実験では20代の男女25人が10分間、自転車のペダルをこぐ有酸素運動をしたあとに、パソコン画面に出た色と、色を示す文字が一致しているかなどを即座に判断するテストを行ったところ、脳の中の認知機能を司る前頭前野背外側部と前頭極の活動が運動をしていないときよりも活発になり、認知機能が高まったことがわかりました。加齢やストレスの影響を受けやすい前頭前野の機能向上に、軽運動でも効果があることに関して得られた初の科学的裏付けで、これによって誰でも実行しやすい親しみやすい軽運動も脳に有益な効果を与えることが示唆されました。
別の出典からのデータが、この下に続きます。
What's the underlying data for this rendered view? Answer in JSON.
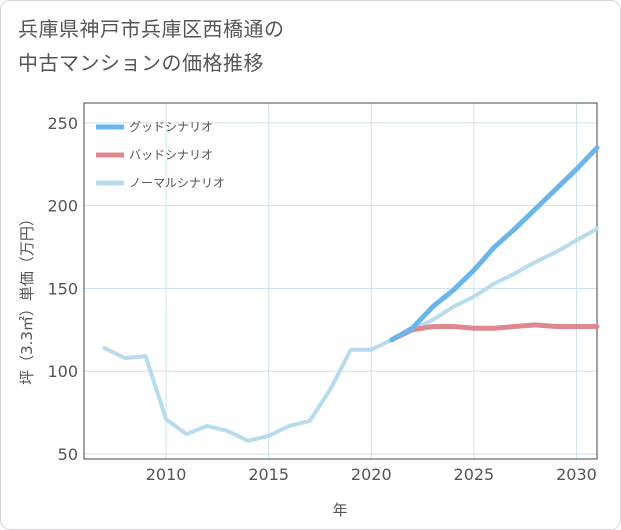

筑波大学は、Ⅱ型糖尿病の合併症として知られる海馬機能の認知機能低下のメカニズムとして神経細胞への乳酸輸送を担うMCT2蛋白質の低下と、それを補う形でのグリコーゲン貯蔵量の増加が起こることを新たに見出しました。ラット試験によって、この症状改善には習慣的な中強度の有酸素運動が有効であり、MCT2蛋白質を回復させ、脳のグリコーゲンの補償的増加をさらに高まることが判明しました。
東北大学は、高齢者の比較対象試験によって、4週間のサーキット運動トレーニング(有酸素運動と筋肉トレーニングを30秒間ずつ交互に実施)が実行機能、エピソード記憶、処理速度など広範囲な認知機能を改善することを明らかにしました。
東京都健康長寿医療センター研究所は、簡単な暗算などの認知的負荷がかかる課題を遂行しながら歩行した際に、歩行速度が遅くなる高齢者ほど嗅内野の萎縮が進んでいることを明らかにしました。